Ensuring the negotiations allow for a full assessment of the cost to developing countries of
compliance with and implementation of rules.
The fact that a Leaders’ G20 would draw together both donors and recipients means that it could be a
conducive setting for exploring opportunities for greater coherence and better understanding of current
needs on technical assistance. It was suggested that the G20 could spearhead an improvement in capacity
building and technical assistance by: (1) committing to untie (in a broad sense) capacity building
assistance so that developing countries are able to use the resources in a manner that they have identified
as effective; (2) by increasing (properly used) resources for capacity building; (3) by better allocating
functions and ensuring coherence between the activities of different international organizations and
donors, and international development commitments (such as the achievement of the Millennium
Governance and Institutional Reform
Building on earlier discussion of whether political leaders or the trade negotiators are the best positioned
to achieve a deal on agricultural reform, participants engaged in a more detailed consideration of the
governance and institutional arrangements of the WTO. In her presentation, Amrita Narlikar argued that
the WTO lacks the necessary clear, formal procedural rules in key areas of its work—particularly given
the expansive legal system and obligations that it oversees. Narlikar suggested that more formal
procedures (e.g., such as the criteria for selecting a facilitators for Ministerial negotiations) would both
allow negotiators to be more effective and make it less necessary for political leaders to become involved.

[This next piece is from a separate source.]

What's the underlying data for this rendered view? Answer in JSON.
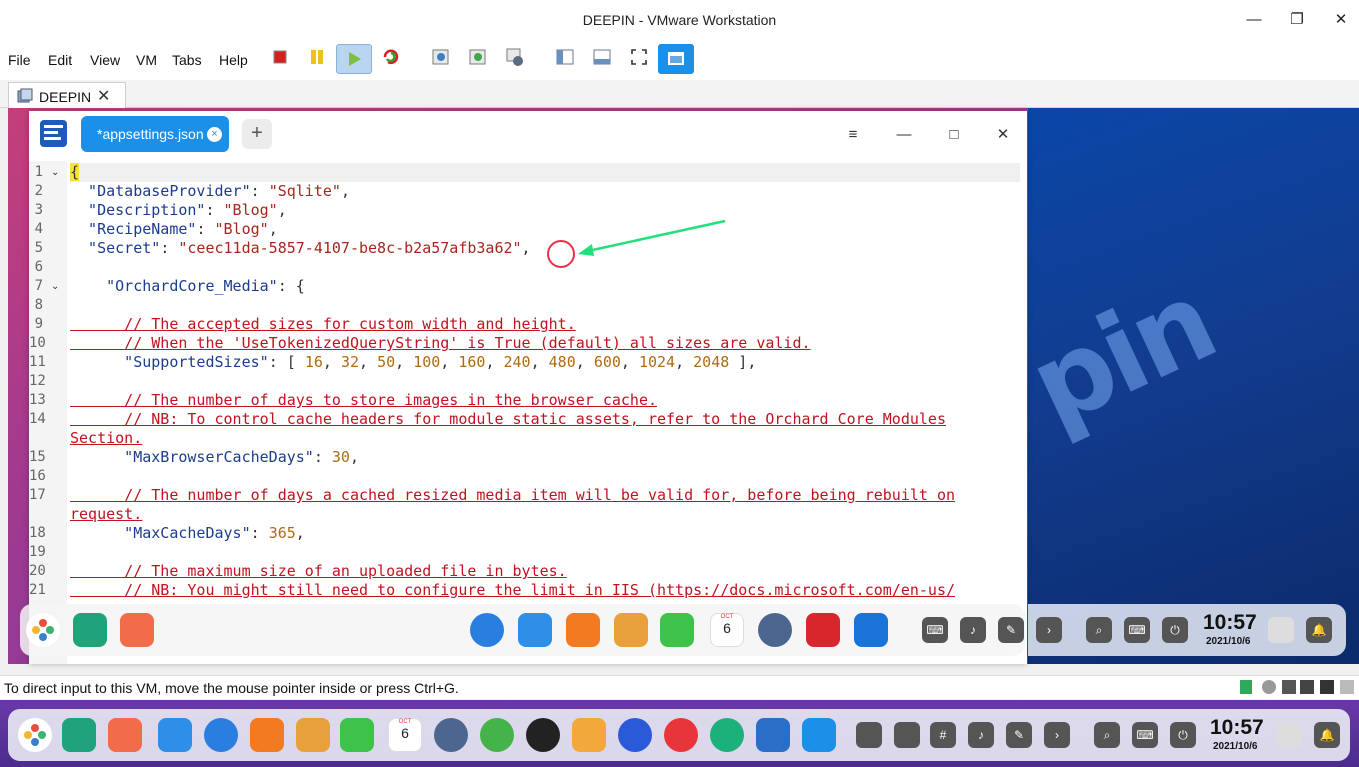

Narlikar used the recent collapse of trade negotiations in Cancun to illustrate her argument, highlighting
the disagreement from the start about who sets the agenda and how? Countries rejected attempts by the
Chair of General Counsel together with Director-General to proceed on an initial `Castillo draft’. The
negotiating process foundered over what `explicit consensus’ meant and how it should be reached. The
use of facilitators (“Friends of the Chair”) in trying to bring about consensus was highly controversial.
Finally, the closure of negotiations by the Conference Chair (Derbez) highlighted gaps in formal rules of
procedure. She argued that a more coherent framework would enable more preparatory work to be
completed by those with expertise in Geneva and reduce unnecessary distractions and bickering.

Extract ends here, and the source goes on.